The detection time corresponding to each case is as follows:
-8 characters consisting of plaintext string: 24 seconds
-16 characters consisting of plaintext string: 48 seconds
-20×20 two-dimensional code picture: 3 minutes and 20 seconds
– Scan the history of 1000 access to the highest frequency URL: 8 minutes and 20 seconds
-64×64 pixel image: 34 minutes 08 seconds
The following video demonstrates the complete process of stealing pictures:
At present, the more effective coping methods are mainly the following two kinds:
1. Limit the sensor read rate (less than 60Hz)

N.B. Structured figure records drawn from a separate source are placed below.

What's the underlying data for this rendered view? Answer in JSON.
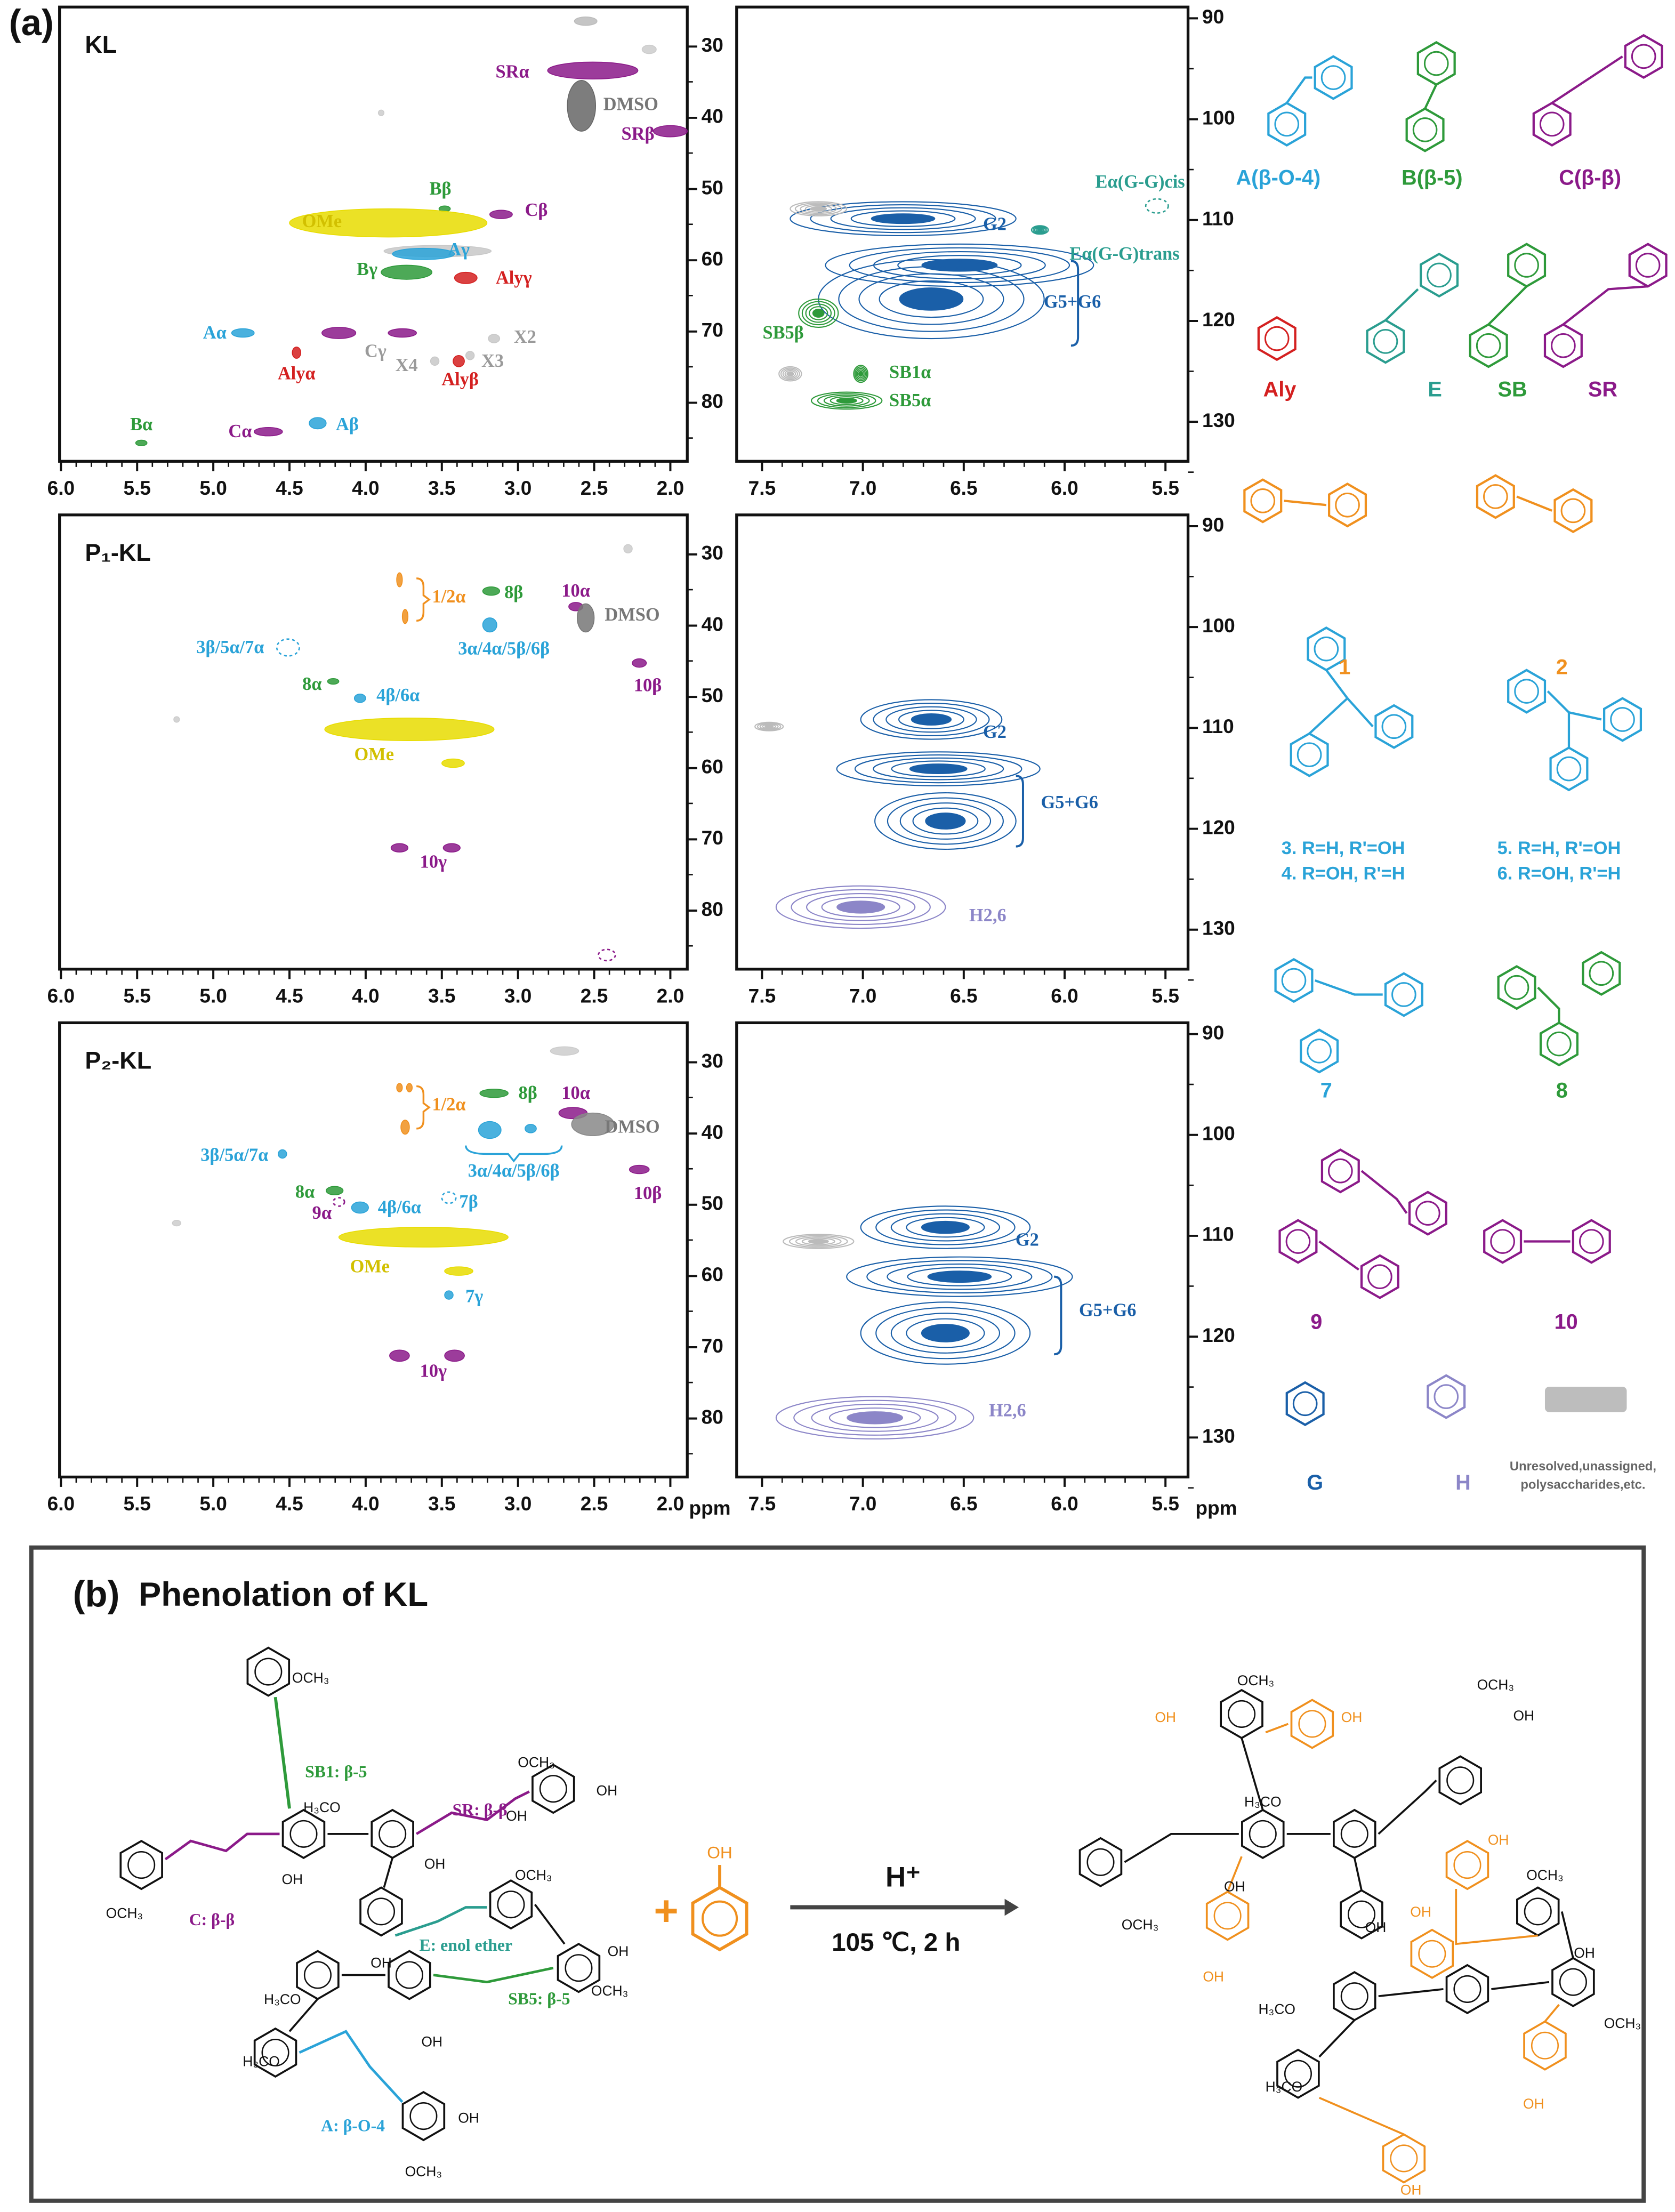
{
  "panel_a": {
    "label": "(a)",
    "unit": "ppm",
    "aliphatic_axis": {
      "x_ticks": [
        "6.0",
        "5.5",
        "5.0",
        "4.5",
        "4.0",
        "3.5",
        "3.0",
        "2.5",
        "2.0"
      ],
      "y_ticks": [
        "30",
        "40",
        "50",
        "60",
        "70",
        "80"
      ]
    },
    "aromatic_axis": {
      "x_ticks": [
        "7.5",
        "7.0",
        "6.5",
        "6.0",
        "5.5"
      ],
      "y_ticks": [
        "90",
        "100",
        "110",
        "120",
        "130"
      ]
    },
    "spectra": [
      {
        "sample": "KL",
        "aliphatic_peaks": [
          "SRα",
          "DMSO",
          "SRβ",
          "Bβ",
          "Cβ",
          "OMe",
          "Aγ",
          "Bγ",
          "Alyγ",
          "Aα",
          "Cγ",
          "X2",
          "X4",
          "X3",
          "Alyα",
          "Alyβ",
          "Bα",
          "Cα",
          "Aβ"
        ],
        "aromatic_peaks": [
          "G2",
          "Eα(G-G)cis",
          "Eα(G-G)trans",
          "G5+G6",
          "SB5β",
          "SB1α",
          "SB5α"
        ]
      },
      {
        "sample": "P₁-KL",
        "aliphatic_peaks": [
          "1/2α",
          "8β",
          "10α",
          "DMSO",
          "3β/5α/7α",
          "3α/4α/5β/6β",
          "8α",
          "10β",
          "4β/6α",
          "OMe",
          "10γ"
        ],
        "aromatic_peaks": [
          "G2",
          "G5+G6",
          "H2,6"
        ]
      },
      {
        "sample": "P₂-KL",
        "aliphatic_peaks": [
          "1/2α",
          "8β",
          "10α",
          "DMSO",
          "3α/4α/5β/6β",
          "3β/5α/7α",
          "8α",
          "9α",
          "4β/6α",
          "7β",
          "10β",
          "OMe",
          "7γ",
          "10γ"
        ],
        "aromatic_peaks": [
          "G2",
          "G5+G6",
          "H2,6"
        ]
      }
    ],
    "structure_labels": [
      "A(β-O-4)",
      "B(β-5)",
      "C(β-β)",
      "Aly",
      "E",
      "SB",
      "SR",
      "1",
      "2",
      "7",
      "8",
      "9",
      "10",
      "G",
      "H"
    ],
    "structure_notes": [
      "3. R=H, R'=OH",
      "4. R=OH, R'=H",
      "5. R=H, R'=OH",
      "6. R=OH, R'=H"
    ],
    "legend_note": [
      "Unresolved,unassigned,",
      "polysaccharides,etc."
    ]
  },
  "panel_b": {
    "label": "(b)",
    "title": "Phenolation of KL",
    "reactant_linkages": [
      "SB1: β-5",
      "SR: β-β",
      "C: β-β",
      "E: enol ether",
      "SB5: β-5",
      "A: β-O-4"
    ],
    "reactant_groups": [
      "OCH₃",
      "OCH₃",
      "OH",
      "H₃CO",
      "OH",
      "OH",
      "OCH₃",
      "OH",
      "OCH₃",
      "OH",
      "OH",
      "H₃CO",
      "OCH₃",
      "H₃CO",
      "OH",
      "OH",
      "OCH₃"
    ],
    "reagent_groups": [
      "OH"
    ],
    "plus": "+",
    "catalyst": "H⁺",
    "conditions": "105 ℃, 2 h",
    "product_groups": [
      "OCH₃",
      "OH",
      "OH",
      "OCH₃",
      "OH",
      "H₃CO",
      "OH",
      "OCH₃",
      "OH",
      "OH",
      "OCH₃",
      "OH",
      "OH",
      "OH",
      "H₃CO",
      "OCH₃",
      "H₃CO",
      "OH",
      "OH"
    ]
  }
}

2. Limit the output accuracy of the sensor
However, for light sensors, the limit frequency can not prevent our attack, even if the frequency down to 1Hz we can also attack, but the limit frequency can significantly increase the time cost of the attack. In contrast, limiting the output accuracy of the sensor may be a better solution. But it is clear that the best solution should be to restrict access to the sensor data from the site, at least by the user’s permission to access the data.
to sum up
Our attack technology not only exposed the current security risks of light sensors but also proved that malicious sites can use optical sensor data to bypass the site’s homology strategy and cross-domain theft of user sensitive information. In fact, in addition to light sensors, such as temperature sensors, GPS and gyroscope and other sensors are more or less there are a variety of security issues, and security and privacy as the main considerations to design these equipment industry standards is not an easy thing. Therefore, we hope that manufacturers can pay more attention to the safety of the sensor, and in the future for these devices to add more security features.